Opeenvolgende veranderingen in plantengemeenschappen werden erkend en beschreven ruim vóór de 20e eeuw. De observaties van Frederick E. Clements werden in theorie ontwikkeld terwijl hij het oorspronkelijke vocabulaire creëerde en de eerste wetenschappelijke verklaring voor het proces van successie publiceerde in zijn boek, Plant Succession: An Analysis of the Development of Vegetation. Het is heel interessant om op te merken dat Henry David Thoreau zestig jaar eerder voor het eerst bosopvolging beschreef in zijn boek, De opvolging van bosbomen..
Bomen spelen een belangrijke rol bij het creëren van terrestrische plantbedekking wanneer de omstandigheden zich ontwikkelen tot het punt waar wat kale grond en grond aanwezig is. Bomen groeien naast grassen, kruiden, varens en struiken en concurreren met deze soorten voor toekomstige vervanging van de plantengemeenschap en hun eigen voortbestaan als soort. Het proces van die race naar een stabiele, volwassen, "climax" plantengemeenschap wordt successie genoemd die een opeenvolgend pad volgt en elke belangrijke stap die onderweg wordt bereikt, wordt een nieuwe serale fase genoemd.
Primaire successie vindt meestal zeer langzaam plaats als de omstandigheden op de site onvriendelijk zijn voor de meeste planten, maar waar een paar unieke plantensoorten kunnen vangen, vasthouden en gedijen. Bomen zijn niet vaak aanwezig onder deze eerste zware omstandigheden. Planten en dieren die veerkrachtig genoeg zijn om dergelijke locaties eerst te koloniseren, vormen de "basis" -gemeenschap die de complexe ontwikkeling van de bodem op gang brengt en het lokale klimaat verfijnt. Voorbeelden van locaties hiervan zijn rotsen en kliffen, duinen, gletsjervelden en vulkanische as.
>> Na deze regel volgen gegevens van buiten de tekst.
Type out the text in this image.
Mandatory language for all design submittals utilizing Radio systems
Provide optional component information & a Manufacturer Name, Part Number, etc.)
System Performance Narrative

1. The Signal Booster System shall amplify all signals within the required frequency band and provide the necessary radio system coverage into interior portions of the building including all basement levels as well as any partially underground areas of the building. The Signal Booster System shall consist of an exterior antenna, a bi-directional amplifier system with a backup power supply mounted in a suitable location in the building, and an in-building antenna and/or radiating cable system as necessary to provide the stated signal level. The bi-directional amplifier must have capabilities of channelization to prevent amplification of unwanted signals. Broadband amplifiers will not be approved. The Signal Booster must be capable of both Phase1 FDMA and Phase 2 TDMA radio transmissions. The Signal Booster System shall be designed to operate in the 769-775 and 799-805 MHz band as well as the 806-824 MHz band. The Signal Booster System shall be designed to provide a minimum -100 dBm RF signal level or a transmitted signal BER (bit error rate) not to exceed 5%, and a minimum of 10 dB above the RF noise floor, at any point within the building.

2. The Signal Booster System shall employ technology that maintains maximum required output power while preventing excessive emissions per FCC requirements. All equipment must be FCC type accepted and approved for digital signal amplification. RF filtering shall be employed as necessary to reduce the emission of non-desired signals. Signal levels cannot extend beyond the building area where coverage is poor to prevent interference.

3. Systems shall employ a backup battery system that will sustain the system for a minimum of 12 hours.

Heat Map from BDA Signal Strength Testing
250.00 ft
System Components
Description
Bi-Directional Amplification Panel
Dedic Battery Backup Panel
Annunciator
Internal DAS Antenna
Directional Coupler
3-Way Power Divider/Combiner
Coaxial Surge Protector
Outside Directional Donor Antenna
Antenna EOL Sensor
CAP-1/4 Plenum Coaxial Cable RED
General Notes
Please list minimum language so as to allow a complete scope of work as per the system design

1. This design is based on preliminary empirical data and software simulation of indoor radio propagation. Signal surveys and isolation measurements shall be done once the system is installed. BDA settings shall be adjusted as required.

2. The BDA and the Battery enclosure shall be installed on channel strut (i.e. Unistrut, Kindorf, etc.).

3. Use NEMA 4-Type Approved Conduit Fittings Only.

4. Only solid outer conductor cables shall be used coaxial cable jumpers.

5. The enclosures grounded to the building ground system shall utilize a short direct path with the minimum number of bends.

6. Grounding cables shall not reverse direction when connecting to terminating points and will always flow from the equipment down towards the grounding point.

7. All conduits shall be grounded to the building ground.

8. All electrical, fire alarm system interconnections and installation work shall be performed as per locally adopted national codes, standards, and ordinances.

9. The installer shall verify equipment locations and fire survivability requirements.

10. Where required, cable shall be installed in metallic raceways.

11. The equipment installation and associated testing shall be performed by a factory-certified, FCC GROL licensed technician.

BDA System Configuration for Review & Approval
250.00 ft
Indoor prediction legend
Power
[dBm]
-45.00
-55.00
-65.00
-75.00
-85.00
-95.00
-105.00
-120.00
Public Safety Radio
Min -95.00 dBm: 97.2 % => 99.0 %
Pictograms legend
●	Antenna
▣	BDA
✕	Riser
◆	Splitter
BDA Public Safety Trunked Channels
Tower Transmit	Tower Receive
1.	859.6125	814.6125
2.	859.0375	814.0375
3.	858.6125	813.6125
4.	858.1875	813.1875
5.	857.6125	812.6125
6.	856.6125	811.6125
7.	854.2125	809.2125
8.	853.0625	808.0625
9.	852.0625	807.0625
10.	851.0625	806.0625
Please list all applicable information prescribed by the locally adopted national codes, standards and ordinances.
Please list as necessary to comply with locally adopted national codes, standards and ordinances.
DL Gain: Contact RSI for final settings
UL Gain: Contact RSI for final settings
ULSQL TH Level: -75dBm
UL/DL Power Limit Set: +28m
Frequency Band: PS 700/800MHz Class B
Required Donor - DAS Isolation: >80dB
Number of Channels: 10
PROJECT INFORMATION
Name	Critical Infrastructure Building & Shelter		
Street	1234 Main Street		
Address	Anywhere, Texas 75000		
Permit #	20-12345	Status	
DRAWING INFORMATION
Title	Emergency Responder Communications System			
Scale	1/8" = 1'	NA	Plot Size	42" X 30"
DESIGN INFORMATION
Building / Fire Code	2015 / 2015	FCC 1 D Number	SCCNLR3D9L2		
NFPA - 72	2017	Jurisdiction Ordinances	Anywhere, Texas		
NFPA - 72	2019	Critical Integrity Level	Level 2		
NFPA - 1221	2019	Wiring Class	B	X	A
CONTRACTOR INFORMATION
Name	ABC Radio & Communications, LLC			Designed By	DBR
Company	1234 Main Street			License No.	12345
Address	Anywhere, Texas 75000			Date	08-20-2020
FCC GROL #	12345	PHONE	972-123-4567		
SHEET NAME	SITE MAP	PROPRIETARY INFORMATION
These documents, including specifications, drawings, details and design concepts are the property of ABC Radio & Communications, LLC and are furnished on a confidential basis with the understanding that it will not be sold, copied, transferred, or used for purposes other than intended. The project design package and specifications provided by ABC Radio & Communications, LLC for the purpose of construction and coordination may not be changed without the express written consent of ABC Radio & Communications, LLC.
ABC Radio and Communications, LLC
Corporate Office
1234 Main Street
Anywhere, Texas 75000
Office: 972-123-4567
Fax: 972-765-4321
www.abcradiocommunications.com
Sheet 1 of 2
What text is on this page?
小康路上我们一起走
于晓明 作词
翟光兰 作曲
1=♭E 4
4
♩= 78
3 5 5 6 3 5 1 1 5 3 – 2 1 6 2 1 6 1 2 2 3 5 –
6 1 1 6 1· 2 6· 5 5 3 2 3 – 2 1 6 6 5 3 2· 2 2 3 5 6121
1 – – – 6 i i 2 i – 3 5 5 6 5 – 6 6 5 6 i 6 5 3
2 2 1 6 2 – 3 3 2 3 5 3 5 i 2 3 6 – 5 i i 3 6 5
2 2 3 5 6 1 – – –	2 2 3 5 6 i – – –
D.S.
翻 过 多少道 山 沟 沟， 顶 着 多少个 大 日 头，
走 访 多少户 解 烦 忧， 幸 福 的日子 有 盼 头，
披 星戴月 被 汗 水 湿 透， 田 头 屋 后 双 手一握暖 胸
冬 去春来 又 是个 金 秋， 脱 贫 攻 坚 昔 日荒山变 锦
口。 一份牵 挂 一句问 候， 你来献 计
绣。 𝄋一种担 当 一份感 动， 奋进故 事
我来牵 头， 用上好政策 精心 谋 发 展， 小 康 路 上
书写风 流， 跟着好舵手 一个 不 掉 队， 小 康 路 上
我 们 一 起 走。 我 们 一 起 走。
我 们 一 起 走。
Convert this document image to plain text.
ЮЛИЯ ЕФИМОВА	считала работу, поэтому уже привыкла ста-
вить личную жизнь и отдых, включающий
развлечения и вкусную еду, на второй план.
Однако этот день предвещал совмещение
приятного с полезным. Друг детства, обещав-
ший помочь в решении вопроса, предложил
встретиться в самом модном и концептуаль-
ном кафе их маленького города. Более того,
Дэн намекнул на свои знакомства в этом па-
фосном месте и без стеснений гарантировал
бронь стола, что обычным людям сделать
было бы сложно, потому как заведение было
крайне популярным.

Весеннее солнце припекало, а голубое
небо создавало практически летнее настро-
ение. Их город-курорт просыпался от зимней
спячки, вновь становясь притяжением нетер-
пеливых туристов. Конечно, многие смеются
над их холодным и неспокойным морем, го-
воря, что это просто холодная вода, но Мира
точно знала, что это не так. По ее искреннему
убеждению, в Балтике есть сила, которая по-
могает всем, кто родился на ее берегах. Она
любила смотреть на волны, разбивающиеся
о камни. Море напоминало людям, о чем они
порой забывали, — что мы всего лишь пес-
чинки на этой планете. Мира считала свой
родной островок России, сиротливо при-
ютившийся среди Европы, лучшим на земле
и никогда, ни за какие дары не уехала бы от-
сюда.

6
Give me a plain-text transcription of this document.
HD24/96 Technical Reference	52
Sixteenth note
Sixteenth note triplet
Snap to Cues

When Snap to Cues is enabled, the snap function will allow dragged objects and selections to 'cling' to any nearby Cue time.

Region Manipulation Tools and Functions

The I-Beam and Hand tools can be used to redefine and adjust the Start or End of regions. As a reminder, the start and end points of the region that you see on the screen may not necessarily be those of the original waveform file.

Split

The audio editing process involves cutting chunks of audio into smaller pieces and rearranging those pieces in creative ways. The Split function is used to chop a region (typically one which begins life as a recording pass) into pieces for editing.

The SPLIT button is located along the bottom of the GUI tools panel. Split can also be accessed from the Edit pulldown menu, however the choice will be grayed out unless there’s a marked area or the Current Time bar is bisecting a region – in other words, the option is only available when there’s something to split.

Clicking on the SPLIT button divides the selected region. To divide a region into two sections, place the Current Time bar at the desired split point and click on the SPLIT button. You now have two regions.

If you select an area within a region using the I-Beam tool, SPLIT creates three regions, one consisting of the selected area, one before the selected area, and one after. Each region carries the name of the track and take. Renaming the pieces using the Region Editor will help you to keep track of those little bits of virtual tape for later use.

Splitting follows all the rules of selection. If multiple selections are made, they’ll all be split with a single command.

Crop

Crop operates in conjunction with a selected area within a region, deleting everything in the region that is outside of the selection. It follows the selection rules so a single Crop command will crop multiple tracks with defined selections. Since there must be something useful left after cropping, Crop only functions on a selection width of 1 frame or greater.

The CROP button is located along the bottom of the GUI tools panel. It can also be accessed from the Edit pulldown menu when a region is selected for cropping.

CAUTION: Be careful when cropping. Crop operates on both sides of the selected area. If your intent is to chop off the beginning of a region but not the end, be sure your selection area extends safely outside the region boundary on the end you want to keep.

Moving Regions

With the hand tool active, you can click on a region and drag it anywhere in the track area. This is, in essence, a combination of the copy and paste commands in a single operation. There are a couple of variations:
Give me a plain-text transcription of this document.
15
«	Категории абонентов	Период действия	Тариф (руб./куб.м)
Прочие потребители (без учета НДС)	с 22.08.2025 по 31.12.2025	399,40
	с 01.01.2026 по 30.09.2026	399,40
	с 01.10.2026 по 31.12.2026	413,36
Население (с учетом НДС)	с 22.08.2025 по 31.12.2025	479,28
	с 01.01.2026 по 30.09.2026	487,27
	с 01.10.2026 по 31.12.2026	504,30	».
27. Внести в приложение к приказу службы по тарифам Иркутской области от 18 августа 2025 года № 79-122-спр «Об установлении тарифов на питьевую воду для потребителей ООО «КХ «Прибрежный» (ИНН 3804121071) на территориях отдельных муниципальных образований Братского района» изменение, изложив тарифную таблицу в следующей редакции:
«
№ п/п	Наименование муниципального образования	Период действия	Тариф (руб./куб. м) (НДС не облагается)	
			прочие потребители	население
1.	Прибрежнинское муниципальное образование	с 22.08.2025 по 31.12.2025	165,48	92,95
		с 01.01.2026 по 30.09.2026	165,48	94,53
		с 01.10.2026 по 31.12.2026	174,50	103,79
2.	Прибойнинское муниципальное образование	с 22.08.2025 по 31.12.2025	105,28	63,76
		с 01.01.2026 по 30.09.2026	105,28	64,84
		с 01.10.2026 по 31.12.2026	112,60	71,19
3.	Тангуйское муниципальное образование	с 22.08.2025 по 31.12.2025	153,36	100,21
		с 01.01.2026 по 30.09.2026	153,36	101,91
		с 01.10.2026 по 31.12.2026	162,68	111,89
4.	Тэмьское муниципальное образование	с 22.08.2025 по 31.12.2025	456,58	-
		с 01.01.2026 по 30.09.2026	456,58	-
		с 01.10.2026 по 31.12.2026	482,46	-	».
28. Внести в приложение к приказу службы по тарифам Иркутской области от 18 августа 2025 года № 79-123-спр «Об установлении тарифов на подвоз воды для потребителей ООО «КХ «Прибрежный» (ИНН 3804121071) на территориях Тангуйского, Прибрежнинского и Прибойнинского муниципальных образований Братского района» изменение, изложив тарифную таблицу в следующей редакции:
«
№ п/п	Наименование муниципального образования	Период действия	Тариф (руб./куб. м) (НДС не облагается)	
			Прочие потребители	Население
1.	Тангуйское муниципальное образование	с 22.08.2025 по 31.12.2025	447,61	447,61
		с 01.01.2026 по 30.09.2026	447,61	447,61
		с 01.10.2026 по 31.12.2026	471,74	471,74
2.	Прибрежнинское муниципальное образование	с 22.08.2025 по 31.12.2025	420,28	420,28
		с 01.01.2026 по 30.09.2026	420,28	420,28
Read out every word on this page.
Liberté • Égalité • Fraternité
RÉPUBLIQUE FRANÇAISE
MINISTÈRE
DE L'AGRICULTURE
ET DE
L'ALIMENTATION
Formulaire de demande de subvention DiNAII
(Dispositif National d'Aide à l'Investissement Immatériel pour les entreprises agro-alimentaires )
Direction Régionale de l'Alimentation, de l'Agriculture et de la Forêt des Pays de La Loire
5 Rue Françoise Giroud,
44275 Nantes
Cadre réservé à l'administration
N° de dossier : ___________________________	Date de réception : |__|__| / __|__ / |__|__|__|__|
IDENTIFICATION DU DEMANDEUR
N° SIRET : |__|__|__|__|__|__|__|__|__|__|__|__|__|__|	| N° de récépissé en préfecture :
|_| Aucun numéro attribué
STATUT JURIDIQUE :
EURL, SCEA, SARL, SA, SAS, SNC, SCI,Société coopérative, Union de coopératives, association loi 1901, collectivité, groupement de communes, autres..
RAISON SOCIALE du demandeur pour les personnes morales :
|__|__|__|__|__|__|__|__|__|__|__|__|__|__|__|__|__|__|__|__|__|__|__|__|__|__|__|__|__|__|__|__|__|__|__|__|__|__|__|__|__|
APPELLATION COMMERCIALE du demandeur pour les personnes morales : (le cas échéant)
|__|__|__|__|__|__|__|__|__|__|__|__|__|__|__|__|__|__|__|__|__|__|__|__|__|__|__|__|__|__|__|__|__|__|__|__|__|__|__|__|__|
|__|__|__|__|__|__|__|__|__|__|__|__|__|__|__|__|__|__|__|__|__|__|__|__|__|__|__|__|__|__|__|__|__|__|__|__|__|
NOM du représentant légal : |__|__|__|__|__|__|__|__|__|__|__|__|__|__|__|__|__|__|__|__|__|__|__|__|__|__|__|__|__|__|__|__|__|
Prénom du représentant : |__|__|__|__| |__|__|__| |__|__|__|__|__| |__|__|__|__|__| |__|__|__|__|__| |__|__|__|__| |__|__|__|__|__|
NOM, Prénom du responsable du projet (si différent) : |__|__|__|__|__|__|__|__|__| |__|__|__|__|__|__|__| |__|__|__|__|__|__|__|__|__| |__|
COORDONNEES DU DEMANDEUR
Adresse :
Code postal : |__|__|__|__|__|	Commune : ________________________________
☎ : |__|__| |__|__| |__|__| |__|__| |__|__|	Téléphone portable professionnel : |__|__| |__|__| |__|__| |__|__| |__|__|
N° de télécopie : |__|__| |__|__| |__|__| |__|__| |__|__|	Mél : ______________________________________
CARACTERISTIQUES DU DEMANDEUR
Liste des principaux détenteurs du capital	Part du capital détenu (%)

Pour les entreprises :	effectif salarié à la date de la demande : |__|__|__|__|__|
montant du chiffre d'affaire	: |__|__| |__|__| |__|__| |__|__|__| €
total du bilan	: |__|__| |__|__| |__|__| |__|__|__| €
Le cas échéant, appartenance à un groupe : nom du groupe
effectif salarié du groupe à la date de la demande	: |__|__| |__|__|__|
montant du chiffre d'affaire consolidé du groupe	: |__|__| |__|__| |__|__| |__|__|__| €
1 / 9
Zowel primaire als secundaire locaties in eerste opeenvolging worden gekenmerkt door volledige blootstelling aan de zon, hevige temperatuurschommelingen en snelle veranderingen in vochtomstandigheden. Alleen de hardste organismen kunnen zich in eerste instantie aanpassen.
Secundaire successie gebeurt meestal op verlaten velden, vuil en grindvullingen, langs de weg snoeien en na slechte houtkappraktijken waar verstoring is opgetreden. Het kan ook heel snel beginnen waar de bestaande gemeenschap volledig wordt vernietigd door vuur, overstroming, wind of destructief ongedierte.
Clements 'definieert het successiemechanisme als een proces dat verschillende fasen omvat, wanneer het na voltooiing een' sere 'wordt genoemd. Deze fasen zijn: 1.) Ontwikkeling van een kale site genaamd Nudisme; 2.) Introductie van levend regeneratief plantmateriaal genoemd Migratie; 3.) Vaststelling van vegetatieve groei genoemd Ecesis; 4.) Plantenconcurrentie om ruimte, licht en voedingsstoffen genoemd Wedstrijd; 5.) Plantengemeenschapsveranderingen die de genoemde habitat beïnvloeden Reactie; 6.) Laatste ontwikkeling van een climaxgemeenschap genaamd Stabilisatie.
Bosopvolging wordt in de meeste veldbiologie en bosecologieteksten als een secundaire opvolging beschouwd, maar heeft ook een eigen vocabulaire. Het bosproces volgt een tijdlijn van vervanging van boomsoorten en in deze volgorde: van pionierzaailingen en jonge boompjes tot overgangsbos tot jong groeibos tot volwassen bos tot oud groeibos.
Bosbouwers beheren over het algemeen boomstanden die zich ontwikkelen als onderdeel van een secundaire opeenvolging. De belangrijkste boomsoorten in termen van economische waarde maken deel uit van een van verschillende seriële stadia onder de climax. Het is daarom belangrijk dat een boswachter zijn bos beheert door de neiging van die gemeenschap om zich in de richting van een bos met climax-soorten te bewegen, te beheersen. Zoals gepresenteerd in de bosbouwtekst, Principles of Silviculture, Second Edition, "bosbouwers gebruiken bosbouwmethoden om de tribunes in de serale fase te houden die het beste aansluit bij de maatschappelijke doelstellingen."